3 poemas de Mustafa Seyfi
elegia do proletariado
sou um trabalhador,
a única árvore esquecida em uma floresta em chamas
item mais barato de registros contábeis
o santo que está trancado pelas portas
no tempo em que entra e sai com senhas
deus não sabe nada sobre esses dias
sou um trabalhador,
não posso começar minha vida com a pergunta que eu escolho
obrigaram-me a arrancar grandes rosas em botão para fazer sabonetes,
cortar os sicômoros para bancadas sem sombra,
secar as chuvas para uma estepe,
arrancar minha alma para me tornar uma peça sobressalente
sou um trabalhador,
que só ressuscita nos finais de semana
e morre toda segunda-feira novamente
centavo perdido em registros contábeis
deus não sabe que todo dia é segunda-feira
*
temer
eu durmo,
as estrelas de um conto caem em minhas pálpebras,
uma criança brinca com sua sombra
em um jardim sem árvores,
crescem as palavras fragmentadas,
relâmpagos piscam negramente – na rachadura em sua testa
arames farpados nas paredes,
um pedaço do meu sonho está preso
e rasgado.
o silêncio é o grito mais alto
uma tonalidade de betume é acesa
um tenebrado acorrentado, mancha o sol
um homem, vinte e três em sua identidade
trinta e cinco no espelho, pesa seu cadáver.
tudo dele é
um registro de nome de sete letras em listas telefônicas,
o mundo é mais visto através de zíperes.
a escuridão às vezes é uma parte integrante da luz
a escravidão bate na cabeça a liberdade
com marretas.
rei frio da ordem pega a estrada.
cale-se,
silêncio,
hocus pocus
poemas tocam o vazio
silêncio é ouvido.
um pedaço de nuvem, dois fragmento de chuva
o nome do poeta é escrito em letras minúsculas.
a solidão é a maior multidão
*
manifesto de pipa azul escuro
o céu é azul, eu mesmo suponho
como um marinheiro vagabundo neste momento.
o céu é azul,
uma pipa, azul escuro; no meio do azul.
um garoto de cabelos castanhos na ponta da pipa
com olhos saturados, rosto enevoado, sorriso corajoso.
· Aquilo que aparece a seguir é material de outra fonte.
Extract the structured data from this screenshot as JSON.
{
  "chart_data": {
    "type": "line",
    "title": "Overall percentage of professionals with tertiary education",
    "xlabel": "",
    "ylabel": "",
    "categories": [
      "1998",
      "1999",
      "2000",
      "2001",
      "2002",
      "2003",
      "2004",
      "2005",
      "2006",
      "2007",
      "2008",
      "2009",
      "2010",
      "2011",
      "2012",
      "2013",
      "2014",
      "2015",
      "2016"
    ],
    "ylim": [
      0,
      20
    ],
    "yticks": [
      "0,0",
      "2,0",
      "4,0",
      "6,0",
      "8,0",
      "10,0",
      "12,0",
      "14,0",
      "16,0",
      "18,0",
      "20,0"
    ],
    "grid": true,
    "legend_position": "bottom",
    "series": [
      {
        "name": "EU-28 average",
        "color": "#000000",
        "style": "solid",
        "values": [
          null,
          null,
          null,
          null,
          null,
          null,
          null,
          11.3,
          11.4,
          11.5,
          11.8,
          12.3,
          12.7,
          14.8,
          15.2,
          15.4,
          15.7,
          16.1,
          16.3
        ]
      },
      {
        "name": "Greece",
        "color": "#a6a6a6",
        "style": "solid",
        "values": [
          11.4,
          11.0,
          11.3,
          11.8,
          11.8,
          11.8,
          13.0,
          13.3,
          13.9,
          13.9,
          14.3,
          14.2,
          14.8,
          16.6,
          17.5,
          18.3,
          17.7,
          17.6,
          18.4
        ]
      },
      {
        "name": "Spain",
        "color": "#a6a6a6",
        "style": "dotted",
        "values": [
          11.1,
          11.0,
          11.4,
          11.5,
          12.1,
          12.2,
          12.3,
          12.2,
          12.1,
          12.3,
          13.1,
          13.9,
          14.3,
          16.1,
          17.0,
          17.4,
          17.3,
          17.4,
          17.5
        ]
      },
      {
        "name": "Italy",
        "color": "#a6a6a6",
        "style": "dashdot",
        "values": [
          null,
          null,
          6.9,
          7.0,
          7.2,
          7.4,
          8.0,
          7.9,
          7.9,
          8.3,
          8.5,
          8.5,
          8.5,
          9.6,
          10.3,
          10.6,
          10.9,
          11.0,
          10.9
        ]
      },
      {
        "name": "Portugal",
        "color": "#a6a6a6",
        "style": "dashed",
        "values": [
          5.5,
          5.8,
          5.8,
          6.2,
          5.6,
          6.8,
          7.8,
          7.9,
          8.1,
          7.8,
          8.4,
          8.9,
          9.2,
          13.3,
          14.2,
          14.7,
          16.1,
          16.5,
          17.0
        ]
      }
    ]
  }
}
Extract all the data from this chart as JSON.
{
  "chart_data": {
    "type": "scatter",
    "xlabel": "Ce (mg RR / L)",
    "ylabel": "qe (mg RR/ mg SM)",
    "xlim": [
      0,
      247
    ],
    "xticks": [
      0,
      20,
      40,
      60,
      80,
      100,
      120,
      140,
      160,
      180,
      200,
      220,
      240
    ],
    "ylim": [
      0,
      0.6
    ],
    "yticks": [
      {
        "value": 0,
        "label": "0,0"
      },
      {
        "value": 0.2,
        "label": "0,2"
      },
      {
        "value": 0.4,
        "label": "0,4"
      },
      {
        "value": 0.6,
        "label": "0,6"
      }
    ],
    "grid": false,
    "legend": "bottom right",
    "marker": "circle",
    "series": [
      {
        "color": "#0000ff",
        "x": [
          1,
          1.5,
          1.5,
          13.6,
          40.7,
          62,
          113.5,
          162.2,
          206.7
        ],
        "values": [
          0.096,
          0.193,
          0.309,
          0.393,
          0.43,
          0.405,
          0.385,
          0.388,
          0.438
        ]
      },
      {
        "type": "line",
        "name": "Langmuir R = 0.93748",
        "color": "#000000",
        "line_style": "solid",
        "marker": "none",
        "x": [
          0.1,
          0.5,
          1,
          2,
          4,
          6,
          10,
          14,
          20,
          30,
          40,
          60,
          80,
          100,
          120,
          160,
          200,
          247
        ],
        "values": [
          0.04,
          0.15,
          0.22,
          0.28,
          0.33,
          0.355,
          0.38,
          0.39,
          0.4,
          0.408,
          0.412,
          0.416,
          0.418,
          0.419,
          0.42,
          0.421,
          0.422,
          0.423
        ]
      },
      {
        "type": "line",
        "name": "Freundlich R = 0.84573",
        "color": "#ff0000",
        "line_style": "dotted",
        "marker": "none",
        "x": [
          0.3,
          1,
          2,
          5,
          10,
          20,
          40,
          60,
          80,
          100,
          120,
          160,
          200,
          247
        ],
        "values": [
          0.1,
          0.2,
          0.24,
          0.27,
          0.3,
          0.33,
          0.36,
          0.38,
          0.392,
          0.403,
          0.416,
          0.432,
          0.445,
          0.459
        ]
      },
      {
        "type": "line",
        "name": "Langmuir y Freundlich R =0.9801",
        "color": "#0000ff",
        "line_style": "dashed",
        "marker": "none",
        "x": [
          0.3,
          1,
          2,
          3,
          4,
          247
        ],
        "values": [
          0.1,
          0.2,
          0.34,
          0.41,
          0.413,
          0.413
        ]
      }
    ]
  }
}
seu cérebro esperançoso e limpo
talvez não consiga resolver muitas matemáticas do mundo,
talvez não seja suficiente para química, alquimia,
alguma intriga do mundo…
mas agora ele tem as mãos limpas
e uma pipa azul escura,
deu um chute no peito do
caos chamado vida.
e não há mais talvez,
mesmo que ele esteja com frio em seus próprios sonhos cor de gelo,
ele não se curvará às suas fontes falsas,
não vai beijar suas mãos sujas
jurando lealdade à sua tirania.
não talvez, é certamente…
uma pipa azul escura no meio do céu,
um menino de cabelos castanhos na ponta de uma pipa
que ainda não foi derrotado pela vida,
tem uma libélula em seu coração.
o céu é azul, eu mesmo suponho
como uma espécie de marinheiro
*
Tradução do turco para português por Carolina Aureliano Seyfi.
♦
Mustafa Seyfi, nasceu na cidade de Izmir, Turquia, em 1991. É membro de uma família curda de origem operária e camponesa. Jogou basquete como atleta licenciado. Atualmente trabalha como especialista em serviços financeiros em uma universidade estadual, na cidade de Manisa, Turquia. Porém já exerceu diversos trabalhos: como garçom; trabalho em construção; tradutor, editor e redator; contabilidade e comércio exterior. Embora tenha feito uma pausa nas atividades de escrita, que iniciou no ensino médio, Mustafa colocou novamente a literatura no centro de sua vida, depois de ter sobrevivido a dois cânceres, em 2019 e 2021. Após o período pandêmico que abalou todo o mundo, o autor apareceu nas revistas mais importantes de seu país e começou a se destacar na literatura turca. Nesse período, publicou 3 livros de poesia, foi incluído no livro de seleção de contos e ganhou 3 prêmios de poesia e 1 prêmio de conto. Foi galardoado com o Prêmio Enver Gökçe de Poesia Socialista, Prêmio de Poesia Kaygusuz Abdal, Seleção do Prêmio Çukurova de Conto (Çukurova da Migração), Prêmio Muammer Hacıoğlu de Poesia e o Prêmio de contos da Academia de Redação de Istambul.